On the other side, we had help from the chickens.  Bob
just tipped the soil in and they did a good job of spreading
it out and levelling it off!
And here's where we're up to now.  Bob has been step-building
again, curved of course.  We have a bench that will sit nicely
between the steps and the kitchen door - ideal for breakfast or
lunch outside.  The ground level will be a bit higher so you
won't see so much of the edging on the plant bits which is made
from the offcuts from our hogsback ridge tiles on the roof for the rounded
corners and cut up floor tiles for the straight bits.
It's quite exciting to see some of the outside coming along at last.  We have some flat pieces of limestone which were used for paving and so we are going to use those outside the kitchen door.  That should be fun because to say they are random is a definite understatement!

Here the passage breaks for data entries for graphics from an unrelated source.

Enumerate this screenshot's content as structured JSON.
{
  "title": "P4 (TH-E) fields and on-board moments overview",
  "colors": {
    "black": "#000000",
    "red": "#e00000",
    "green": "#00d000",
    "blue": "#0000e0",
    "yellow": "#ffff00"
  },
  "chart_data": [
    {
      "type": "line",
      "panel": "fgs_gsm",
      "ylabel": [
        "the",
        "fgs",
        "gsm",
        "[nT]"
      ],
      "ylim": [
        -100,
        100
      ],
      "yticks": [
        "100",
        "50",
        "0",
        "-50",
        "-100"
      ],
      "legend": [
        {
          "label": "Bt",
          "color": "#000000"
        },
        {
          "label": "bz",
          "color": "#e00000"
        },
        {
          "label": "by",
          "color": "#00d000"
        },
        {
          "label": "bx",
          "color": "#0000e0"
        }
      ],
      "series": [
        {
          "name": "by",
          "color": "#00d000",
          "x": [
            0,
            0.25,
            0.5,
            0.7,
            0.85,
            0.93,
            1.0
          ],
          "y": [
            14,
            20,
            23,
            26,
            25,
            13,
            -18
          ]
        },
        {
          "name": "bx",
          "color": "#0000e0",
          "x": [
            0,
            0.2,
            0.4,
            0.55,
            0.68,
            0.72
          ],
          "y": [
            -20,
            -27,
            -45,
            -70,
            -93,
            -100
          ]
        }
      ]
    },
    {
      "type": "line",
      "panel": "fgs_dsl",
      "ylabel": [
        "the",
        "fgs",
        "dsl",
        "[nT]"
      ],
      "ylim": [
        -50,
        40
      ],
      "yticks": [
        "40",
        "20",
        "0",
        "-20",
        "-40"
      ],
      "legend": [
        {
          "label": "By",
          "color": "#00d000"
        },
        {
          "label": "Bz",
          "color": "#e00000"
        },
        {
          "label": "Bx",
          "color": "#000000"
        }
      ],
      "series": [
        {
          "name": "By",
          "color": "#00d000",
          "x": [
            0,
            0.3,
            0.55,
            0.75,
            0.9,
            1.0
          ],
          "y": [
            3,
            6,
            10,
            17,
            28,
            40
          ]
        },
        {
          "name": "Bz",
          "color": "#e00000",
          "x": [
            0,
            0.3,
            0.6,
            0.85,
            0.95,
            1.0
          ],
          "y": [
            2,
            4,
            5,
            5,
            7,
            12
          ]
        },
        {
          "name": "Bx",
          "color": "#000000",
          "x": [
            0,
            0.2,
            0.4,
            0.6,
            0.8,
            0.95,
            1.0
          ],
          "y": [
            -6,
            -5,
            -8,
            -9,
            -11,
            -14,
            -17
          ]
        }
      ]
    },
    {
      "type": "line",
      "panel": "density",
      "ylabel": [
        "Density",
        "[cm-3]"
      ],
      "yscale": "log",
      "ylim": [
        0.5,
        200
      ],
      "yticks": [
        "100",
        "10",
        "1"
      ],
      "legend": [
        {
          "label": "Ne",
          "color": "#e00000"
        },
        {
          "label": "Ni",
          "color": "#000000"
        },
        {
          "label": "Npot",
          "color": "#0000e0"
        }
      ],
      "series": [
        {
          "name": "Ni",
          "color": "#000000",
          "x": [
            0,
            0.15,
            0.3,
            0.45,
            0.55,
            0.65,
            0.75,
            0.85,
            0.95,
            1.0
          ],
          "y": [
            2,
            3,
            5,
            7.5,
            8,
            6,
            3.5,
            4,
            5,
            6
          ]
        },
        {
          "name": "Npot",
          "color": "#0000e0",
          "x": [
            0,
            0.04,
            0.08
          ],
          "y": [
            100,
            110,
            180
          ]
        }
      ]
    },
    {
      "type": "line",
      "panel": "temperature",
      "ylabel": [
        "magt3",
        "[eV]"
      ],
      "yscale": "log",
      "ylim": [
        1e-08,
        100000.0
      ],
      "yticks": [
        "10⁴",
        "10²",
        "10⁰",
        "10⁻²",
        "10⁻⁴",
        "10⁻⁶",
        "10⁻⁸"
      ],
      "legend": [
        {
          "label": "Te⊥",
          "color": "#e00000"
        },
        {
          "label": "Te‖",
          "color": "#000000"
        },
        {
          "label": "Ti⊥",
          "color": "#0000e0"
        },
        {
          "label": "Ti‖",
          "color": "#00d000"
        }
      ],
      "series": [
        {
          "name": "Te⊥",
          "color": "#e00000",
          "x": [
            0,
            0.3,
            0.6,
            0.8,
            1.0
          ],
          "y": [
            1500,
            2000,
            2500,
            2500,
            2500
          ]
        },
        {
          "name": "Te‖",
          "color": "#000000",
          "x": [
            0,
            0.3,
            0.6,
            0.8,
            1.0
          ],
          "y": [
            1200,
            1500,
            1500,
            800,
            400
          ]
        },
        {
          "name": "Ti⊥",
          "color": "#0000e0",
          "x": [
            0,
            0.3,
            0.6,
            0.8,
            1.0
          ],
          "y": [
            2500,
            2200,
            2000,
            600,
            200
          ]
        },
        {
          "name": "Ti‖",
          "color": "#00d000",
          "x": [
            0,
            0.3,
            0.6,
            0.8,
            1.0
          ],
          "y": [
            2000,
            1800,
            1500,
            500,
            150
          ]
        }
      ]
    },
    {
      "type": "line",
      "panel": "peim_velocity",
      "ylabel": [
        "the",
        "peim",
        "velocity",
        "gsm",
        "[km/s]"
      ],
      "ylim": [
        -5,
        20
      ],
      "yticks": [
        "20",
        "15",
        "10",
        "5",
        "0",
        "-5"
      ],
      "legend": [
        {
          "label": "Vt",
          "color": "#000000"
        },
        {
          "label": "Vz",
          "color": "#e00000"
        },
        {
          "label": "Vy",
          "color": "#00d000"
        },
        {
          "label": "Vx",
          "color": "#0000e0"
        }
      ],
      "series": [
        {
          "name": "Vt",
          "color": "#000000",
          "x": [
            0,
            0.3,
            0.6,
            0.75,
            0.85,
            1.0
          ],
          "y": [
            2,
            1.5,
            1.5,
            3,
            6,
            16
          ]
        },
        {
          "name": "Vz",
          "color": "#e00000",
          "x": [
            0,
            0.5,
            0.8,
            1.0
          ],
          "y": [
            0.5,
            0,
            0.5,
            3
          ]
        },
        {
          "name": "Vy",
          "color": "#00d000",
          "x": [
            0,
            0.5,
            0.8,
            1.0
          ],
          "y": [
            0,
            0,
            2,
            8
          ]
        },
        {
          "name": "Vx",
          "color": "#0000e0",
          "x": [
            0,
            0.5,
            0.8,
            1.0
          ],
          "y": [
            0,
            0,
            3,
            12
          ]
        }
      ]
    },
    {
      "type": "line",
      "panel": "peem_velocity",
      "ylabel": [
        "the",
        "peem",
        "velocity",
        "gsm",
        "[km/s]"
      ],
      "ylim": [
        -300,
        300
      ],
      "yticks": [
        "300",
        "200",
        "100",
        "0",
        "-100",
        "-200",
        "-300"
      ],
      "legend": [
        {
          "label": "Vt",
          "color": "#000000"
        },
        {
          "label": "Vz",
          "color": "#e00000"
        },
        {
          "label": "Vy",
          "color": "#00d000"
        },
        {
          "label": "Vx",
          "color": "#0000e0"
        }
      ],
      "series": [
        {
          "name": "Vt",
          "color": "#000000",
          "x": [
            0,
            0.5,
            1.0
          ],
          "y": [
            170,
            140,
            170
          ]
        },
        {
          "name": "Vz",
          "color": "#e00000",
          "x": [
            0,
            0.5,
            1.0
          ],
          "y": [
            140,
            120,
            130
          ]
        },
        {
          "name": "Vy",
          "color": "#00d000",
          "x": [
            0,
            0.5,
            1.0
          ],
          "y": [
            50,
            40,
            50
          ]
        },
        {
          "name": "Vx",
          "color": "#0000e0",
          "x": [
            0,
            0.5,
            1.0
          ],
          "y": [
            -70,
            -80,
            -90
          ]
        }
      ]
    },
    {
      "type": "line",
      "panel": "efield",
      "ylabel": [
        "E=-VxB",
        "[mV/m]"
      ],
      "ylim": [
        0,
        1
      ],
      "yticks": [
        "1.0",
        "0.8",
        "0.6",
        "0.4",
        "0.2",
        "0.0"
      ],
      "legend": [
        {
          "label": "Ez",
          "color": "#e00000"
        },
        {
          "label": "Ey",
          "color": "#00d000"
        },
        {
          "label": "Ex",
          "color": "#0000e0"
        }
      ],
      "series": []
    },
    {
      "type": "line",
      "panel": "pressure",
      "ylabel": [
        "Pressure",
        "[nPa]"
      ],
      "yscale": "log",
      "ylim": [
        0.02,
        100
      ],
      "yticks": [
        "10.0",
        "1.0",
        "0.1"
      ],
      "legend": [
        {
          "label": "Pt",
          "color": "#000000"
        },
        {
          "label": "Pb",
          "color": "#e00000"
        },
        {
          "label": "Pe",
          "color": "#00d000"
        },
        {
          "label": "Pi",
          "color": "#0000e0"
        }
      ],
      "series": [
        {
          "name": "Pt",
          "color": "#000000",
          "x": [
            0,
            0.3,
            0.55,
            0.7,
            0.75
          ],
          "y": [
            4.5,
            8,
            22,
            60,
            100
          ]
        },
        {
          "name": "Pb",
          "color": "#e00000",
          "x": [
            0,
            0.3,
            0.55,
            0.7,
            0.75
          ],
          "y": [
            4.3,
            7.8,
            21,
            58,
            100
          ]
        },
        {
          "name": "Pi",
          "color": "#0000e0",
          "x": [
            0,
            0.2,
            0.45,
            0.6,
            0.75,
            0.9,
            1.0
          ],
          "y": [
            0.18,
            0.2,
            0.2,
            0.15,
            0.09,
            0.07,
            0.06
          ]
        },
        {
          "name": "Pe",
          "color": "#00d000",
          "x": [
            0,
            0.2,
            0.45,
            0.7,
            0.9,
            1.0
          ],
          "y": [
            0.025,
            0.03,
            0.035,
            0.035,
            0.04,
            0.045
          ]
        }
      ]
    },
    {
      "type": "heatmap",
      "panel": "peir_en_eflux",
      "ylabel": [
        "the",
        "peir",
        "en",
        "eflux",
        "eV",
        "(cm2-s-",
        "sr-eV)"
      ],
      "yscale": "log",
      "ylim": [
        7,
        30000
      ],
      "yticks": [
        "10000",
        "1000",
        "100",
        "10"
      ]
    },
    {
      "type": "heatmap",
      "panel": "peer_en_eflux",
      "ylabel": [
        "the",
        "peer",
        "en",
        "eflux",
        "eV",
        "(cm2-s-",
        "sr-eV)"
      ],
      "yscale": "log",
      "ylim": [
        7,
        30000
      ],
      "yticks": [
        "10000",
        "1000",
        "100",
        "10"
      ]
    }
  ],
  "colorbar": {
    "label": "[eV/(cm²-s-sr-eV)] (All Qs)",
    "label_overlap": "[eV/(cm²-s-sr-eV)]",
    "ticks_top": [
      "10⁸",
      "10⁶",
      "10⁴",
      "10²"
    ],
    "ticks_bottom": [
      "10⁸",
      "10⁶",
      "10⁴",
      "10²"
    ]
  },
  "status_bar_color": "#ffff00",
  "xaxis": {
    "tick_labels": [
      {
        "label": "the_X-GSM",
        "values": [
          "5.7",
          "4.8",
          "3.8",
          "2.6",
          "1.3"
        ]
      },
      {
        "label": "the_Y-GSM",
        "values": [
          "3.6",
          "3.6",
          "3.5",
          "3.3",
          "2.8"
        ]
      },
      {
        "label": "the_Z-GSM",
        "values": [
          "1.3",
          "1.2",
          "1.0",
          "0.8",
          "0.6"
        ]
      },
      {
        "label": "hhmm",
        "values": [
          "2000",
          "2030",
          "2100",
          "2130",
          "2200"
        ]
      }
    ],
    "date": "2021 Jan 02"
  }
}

Oh, nearly forgot to tell you - we have got our planning permission through to build the workshop . . . . three weeks early and with no onerous conditions attached.  A-mazing!  We have also had a copy of our Energy Performance Certificate.  There are two main sections to it, one is the energy rating and the other is the environmental impact (or CO2 emissions).  You get a rating for each in a similar way to fridges and washing machines with A being excellent and F being very poor.  They also give you a score for each against a potential score for the type of building it is.  We were within a point of both potential scores which I think is really pretty good, especially when you consider that she forgot about the solar panels which should improve both scores.  We should get the revised certificate with them on tomorrow hopefully.  So, we got a high C for energy and a high D for environmental.  That doesn't sound too brilliant, but for an old cottage it's actually pretty good.  We checked the scores for some purpose built eco homes and they only got Bs.  We also checked an old cottage in a nearby village and that got an F for both!  So, we are quite pleased with all that.